Chris: For me, Xbox Live recreates the feel of the arcade, where you'd gather around to watch the best players do battle. While playing Tom Clancy's Rainbow Six 3 (in a cooperative mode against computer-controlled "Venezuelan terrorists" in Hawaiian shirts), I enjoyed the feature that put you in the eyes of the other players after you die. Watching through the eyes of a more experienced player, I started to figure out how to play the game. My 14-year-old "friend" (see above) told me that playing Rainbow Six in Live mode is a better way to learn than the in-game tutorial, because you have a guide who knows what he is doing. I started to think of that kid as our Virgil.

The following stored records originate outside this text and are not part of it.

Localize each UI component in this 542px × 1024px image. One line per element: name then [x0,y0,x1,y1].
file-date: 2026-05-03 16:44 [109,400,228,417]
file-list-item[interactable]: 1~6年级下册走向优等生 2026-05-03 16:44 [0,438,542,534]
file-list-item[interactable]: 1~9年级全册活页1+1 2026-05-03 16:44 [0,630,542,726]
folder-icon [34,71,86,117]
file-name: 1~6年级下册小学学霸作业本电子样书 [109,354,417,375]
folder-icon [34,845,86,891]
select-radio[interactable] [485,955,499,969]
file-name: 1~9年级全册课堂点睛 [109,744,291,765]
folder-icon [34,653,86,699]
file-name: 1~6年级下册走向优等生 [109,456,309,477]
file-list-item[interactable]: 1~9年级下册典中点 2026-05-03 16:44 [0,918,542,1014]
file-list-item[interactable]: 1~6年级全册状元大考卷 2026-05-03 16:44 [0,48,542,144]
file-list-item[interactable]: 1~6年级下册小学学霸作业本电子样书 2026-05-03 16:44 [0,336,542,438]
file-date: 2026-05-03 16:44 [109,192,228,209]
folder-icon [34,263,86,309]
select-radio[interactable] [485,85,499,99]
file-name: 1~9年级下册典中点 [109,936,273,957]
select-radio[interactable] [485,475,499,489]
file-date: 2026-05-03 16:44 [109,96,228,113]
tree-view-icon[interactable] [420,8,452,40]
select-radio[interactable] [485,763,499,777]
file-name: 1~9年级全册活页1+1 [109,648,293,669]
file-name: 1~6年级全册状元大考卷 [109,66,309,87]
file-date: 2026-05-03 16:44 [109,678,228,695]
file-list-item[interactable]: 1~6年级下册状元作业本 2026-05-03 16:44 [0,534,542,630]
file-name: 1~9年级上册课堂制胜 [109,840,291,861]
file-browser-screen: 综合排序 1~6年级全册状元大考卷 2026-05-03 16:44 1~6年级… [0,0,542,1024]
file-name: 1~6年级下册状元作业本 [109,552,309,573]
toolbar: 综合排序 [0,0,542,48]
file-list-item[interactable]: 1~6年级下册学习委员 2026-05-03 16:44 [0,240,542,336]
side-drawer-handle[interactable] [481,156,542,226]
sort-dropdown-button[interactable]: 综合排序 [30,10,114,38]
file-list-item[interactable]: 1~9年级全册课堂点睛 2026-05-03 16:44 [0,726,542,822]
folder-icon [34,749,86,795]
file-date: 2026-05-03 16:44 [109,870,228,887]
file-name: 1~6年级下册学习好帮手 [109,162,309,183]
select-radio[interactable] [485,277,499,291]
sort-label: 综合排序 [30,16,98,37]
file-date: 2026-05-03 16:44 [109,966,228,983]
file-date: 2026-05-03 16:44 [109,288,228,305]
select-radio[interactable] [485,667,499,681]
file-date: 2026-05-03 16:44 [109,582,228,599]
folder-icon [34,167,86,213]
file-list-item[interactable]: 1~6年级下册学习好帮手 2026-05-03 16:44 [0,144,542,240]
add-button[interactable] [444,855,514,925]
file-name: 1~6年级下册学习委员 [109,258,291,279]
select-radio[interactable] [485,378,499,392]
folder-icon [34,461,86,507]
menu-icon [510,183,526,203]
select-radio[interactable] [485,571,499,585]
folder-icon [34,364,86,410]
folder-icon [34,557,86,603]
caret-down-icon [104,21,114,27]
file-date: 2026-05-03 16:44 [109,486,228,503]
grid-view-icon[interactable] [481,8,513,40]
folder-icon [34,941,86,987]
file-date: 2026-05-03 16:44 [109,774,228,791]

I almost typed "or she" in my mention of guides, but we didn't encounter a single woman (or young girl). At least one who turned on her headset.
Seth: Yup, Xbox Live is definitely lacking in feminine energy. Though I think I managed to bring a bit of womanliness to the battlefield.
Part of the problem was our selection of games. All shoot'em ups. I must admit that after awhile I get tired of shooting stuff. I was thinking it might be nice to play a fishing game or something, where we could just chat over our communicator headsets for a couple hours, interrupted by the occasional face-off with a trout. We'd be on couches miles apart, but it would feel like a day together on the lake. Toss me a Coors from the cooler!
I don't think I'll play Xbox Live too often, now that our touristic exploration is done. Mostly this is because I'm bad, and no one likes to lose all the time. Partly it's that I've yet to find any games I really enjoy. (I like the tennis game Top Spin, but I suck at that, too. When I played it on Xbox Live, my opponent hit every single serve for an ace and smacked every single one of my serves for a return winner.)
But partly it's because I feel like everyone else is cheating—"modding" their characters to be stronger and better-equipped. There was a lot of chatter about this when we were playing online. One kid said he'd seen a guy in Halo 2 who'd rigged his gun to somehow fire vehicles out of its barrel. You're in a firefight with him and he sends a truck hurtling toward you. (Conversely, it felt like someone had modded my character to be especially frail and had limited my weapons options to "butter knife.")
I know Microsoft tries hard to crack down on cheating, but it's a real issue. We were both convinced we'd encountered it several times. I believe you called one opponent the Rafael Palmeiro of Halo 2. (I pictured him shaking a robotic, metal finger during some sort of galactic parliamentary hearing.)
Will you be playing more Xbox Live now that we've gotten a taste? And will you cheat?
Chris: I have a confession to make. I've already been cheating on you. Late at night, after we stopped playing, I would sneak back to Xbox Live and spend the evenings with him. But don't worry; those encounters were brief and meaningless. It was nothing like when I was with you.
I think I will keep playing Xbox Live, though I already played a little before we started our adventures together. I won't cheat, and to be honest I didn't encounter as many cheaters as I expected. Just players who were much, much better than us. We're such bad players that it was hard for me to know whether an opponent got that rocket launcher right away because he cheated or because he has memorized the map. In this video, a player shows how his opponent modded his machine to make himself invincible. For all I know, I played against this guy and thought nothing of it. Bungie calls cheating a "growing epidemic," and both Bungie and Microsoft claim to take the problem seriously. But they also claim to take racist taunts seriously.
Part of the problem is Halo 2's pitiful feedback mechanism. Players have to tattle on their opponents, and then either Bungie or Xbox Live decides when there's enough complaining to ban someone temporarily or permanently. The two things that would improve the experience most for me are 1) instituting a more transparent, eBay-style ratings system that would give you some hint of which players are jerks and bullies; and 2) creating a "senior circuit" that lets graybeards like us match up against players our own age. Halo 2 uses an algorithm that tries to sort players by experience and ability, but some idiots go through the tedious exercise of "leveling down"—throwing a series of games in the style of the Chicago Black Sox—so they can get their jollies by annihilating lesser players. And even when it works, it's not quite what I'm looking for. It's not just that I want to play against players who are as bad as me. I want to talk to people who are like me, not preteens and high-schoolers.